In my previous column, I discussed how intellectual property, like any other form of property, can be assigned, licensed, bequeathed, etc. When a patent application is filed, the inventors listed on the application are the original owners of the invention. The initial ownership of the invention is subject, however, to any pre-existing contract the inventor may have signed with another party, such as an employer. Often, when scientists are hired by an organization, or a graduate student or professor is hired by a university, the employment contract will contain provisions stating that any inventions developed during the course of their work will be owned by the employer. Further, upon development of an invention, employers will often ask the inventors to specifically assign their rights to that invention to ensure that the chain of title is complete and accurate. While this seems relatively straightforward, it is worthwhile to explore the complicated legal issues that arise.

One case currently before the courts is that of Francisco Munoz, one of the inventors of foaming hand sanitizers, dispensers that have become ubiquitous in shopping malls and public bathrooms. Munoz and his partners formed a company to develop this product, which was subsequently bought out by a larger corporation, Deb Group. During his employment, Munoz executed assignment documents transferring the ownership of the invention to Deb. At a later date, Munoz was fired by Deb. Munoz now alleges that Deb pressured him into signing the documents, which he only later learned transferred his rights to the invention. While these allegations have not yet been proven in court, the saga provides a good lesson as to why you should always read and understand everything you are asked to sign.

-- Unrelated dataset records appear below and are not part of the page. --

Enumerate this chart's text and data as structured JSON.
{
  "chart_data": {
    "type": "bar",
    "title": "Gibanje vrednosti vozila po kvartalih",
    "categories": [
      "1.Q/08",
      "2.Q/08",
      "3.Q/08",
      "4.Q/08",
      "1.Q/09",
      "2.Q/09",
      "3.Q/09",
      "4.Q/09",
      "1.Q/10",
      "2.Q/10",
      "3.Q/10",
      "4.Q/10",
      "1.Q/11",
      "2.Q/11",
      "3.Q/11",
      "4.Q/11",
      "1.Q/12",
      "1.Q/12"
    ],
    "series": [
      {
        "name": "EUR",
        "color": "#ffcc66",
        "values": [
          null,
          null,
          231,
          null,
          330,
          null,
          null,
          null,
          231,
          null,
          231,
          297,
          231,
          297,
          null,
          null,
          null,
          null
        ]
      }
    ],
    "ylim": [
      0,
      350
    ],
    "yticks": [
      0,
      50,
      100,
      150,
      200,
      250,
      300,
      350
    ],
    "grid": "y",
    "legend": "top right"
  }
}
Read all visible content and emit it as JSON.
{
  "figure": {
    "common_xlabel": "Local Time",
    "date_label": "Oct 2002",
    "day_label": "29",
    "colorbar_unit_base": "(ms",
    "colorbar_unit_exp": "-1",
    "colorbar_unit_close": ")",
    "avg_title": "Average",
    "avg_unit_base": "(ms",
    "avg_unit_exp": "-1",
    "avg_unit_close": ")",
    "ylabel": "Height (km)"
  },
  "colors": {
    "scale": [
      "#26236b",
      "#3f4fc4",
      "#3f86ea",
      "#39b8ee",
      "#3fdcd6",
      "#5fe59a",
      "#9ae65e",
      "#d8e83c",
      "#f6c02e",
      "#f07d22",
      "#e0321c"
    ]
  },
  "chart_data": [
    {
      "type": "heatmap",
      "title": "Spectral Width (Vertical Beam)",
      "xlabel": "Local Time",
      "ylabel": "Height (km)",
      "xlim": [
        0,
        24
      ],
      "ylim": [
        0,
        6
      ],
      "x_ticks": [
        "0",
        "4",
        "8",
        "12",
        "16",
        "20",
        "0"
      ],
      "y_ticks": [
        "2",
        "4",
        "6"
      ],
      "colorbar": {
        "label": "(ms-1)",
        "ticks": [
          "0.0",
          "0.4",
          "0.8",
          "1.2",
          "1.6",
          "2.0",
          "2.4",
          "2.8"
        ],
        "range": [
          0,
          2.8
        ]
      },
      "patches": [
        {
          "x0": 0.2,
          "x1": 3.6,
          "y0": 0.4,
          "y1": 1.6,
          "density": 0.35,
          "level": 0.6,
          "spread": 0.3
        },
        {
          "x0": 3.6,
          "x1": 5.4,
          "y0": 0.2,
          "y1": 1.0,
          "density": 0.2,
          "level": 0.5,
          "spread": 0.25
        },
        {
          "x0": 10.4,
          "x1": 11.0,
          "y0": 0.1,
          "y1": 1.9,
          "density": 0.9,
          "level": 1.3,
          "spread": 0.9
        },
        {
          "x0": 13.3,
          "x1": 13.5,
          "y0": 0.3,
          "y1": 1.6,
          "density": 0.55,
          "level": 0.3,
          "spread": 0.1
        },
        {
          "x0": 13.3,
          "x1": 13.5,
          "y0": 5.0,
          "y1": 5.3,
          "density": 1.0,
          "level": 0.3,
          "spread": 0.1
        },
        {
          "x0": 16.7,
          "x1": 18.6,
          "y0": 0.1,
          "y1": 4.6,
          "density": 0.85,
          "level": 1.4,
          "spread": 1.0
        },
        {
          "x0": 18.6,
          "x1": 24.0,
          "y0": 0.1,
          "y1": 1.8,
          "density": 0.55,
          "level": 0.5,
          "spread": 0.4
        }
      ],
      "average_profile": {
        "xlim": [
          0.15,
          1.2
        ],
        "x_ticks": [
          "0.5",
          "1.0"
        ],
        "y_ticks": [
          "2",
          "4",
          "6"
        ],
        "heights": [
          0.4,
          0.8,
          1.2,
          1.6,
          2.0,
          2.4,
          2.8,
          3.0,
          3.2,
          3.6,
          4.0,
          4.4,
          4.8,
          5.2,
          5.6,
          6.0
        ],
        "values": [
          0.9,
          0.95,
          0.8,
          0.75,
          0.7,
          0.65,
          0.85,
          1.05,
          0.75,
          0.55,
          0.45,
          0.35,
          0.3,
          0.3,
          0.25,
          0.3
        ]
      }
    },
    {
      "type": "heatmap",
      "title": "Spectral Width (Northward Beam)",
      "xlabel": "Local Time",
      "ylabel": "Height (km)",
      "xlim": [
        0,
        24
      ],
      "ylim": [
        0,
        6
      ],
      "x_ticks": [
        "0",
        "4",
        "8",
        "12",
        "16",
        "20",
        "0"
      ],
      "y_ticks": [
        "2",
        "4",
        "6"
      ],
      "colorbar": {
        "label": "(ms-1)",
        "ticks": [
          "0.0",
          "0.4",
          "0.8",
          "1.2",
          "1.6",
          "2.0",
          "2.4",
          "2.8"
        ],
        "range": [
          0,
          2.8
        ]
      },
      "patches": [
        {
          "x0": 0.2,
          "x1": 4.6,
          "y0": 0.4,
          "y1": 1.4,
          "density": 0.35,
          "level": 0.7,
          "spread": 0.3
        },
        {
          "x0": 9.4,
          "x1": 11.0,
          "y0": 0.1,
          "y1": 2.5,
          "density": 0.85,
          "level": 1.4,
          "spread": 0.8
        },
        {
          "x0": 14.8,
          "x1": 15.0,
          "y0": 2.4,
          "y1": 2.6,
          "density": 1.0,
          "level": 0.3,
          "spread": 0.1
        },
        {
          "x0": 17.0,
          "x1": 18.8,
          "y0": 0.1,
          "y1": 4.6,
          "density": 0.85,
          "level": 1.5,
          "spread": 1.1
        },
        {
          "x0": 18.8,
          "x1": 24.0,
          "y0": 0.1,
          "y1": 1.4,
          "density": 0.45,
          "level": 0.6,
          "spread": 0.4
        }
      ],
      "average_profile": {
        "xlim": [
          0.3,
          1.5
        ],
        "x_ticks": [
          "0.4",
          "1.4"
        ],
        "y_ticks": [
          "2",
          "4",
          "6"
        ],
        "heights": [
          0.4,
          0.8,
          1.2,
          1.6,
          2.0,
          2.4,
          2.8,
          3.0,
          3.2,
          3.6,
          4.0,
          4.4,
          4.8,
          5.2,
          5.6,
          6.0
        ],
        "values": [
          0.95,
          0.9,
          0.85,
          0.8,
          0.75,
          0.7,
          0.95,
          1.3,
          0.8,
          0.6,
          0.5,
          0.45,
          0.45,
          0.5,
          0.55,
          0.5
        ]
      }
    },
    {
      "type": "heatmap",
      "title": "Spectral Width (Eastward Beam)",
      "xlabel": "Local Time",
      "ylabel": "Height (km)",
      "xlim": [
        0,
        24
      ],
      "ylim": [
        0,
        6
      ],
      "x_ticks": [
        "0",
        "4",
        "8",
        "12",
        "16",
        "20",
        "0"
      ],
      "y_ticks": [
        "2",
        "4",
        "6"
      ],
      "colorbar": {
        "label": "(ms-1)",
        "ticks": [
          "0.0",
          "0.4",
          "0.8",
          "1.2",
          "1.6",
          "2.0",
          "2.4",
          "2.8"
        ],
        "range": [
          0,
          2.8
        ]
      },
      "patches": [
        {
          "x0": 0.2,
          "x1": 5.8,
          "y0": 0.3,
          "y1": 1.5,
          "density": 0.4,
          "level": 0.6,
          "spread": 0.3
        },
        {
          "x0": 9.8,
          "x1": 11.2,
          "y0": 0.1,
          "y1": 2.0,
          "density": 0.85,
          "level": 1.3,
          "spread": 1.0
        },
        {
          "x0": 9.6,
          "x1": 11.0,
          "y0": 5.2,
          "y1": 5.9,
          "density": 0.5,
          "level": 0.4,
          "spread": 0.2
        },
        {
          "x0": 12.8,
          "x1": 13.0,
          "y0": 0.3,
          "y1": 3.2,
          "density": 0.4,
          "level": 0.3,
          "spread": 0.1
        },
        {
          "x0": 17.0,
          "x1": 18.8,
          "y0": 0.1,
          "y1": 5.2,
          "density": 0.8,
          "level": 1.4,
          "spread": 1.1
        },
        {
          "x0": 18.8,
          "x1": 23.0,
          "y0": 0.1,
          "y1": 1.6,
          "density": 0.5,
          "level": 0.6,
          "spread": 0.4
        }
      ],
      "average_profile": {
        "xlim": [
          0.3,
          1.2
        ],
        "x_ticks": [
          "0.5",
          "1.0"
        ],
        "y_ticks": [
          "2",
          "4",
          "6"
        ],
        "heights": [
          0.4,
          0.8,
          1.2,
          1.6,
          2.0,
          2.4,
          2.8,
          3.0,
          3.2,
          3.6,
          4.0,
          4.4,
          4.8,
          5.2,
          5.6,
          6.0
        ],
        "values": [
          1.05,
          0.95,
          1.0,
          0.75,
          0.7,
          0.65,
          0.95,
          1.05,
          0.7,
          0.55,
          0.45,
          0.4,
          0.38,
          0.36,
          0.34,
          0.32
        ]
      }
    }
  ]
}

As alluded to above, complicated legal issues of ownership also arise when an employee has signed an employment contract containing provisions which stipulate that inventions developed during the course of their work are owned by the employer. Let me paint a possible scenario: a grad student at a university signs an employment contract that specifically states that any inventions developed during her employment are owned by the university. Her research involves investigating novel polymers, which are to be used for the manufacture of computer chips. While running an experiment late on a Friday night, the student becomes bored (obviously this scenario is fictitious — who could ever be bored in a chemistry lab!) and mixes the polymers with a completely unrelated substance, which results in a new adhesive. Over the next several weeks, including weekends, she refines the adhesive and finds that it is superior to any of those known before. Eureka — an invention! But who owns the invention? There are convincing arguments on both sides. The student was using the university’s materials and equipment and was conducting research during the course of her degree. However, it’s clear that some of the research for the adhesive was conducted on her own time and was not related to the research she was specifically hired to conduct. In such a scenario, there are no easy answers as to who owns the invention. When complicated issues of ownership arise before a court, the outcome of the case will be heavily dependent upon the evidence at hand, with the court weighing those factors, and others, discussed above.

Disputes over the ownership of an invention often arise after the invention has become financially successful. It is therefore best to be proactive at the time a patent application is filed to determine who is the rightful owner of the invention and to maintain a clear record of any documents to support or establish that ownership.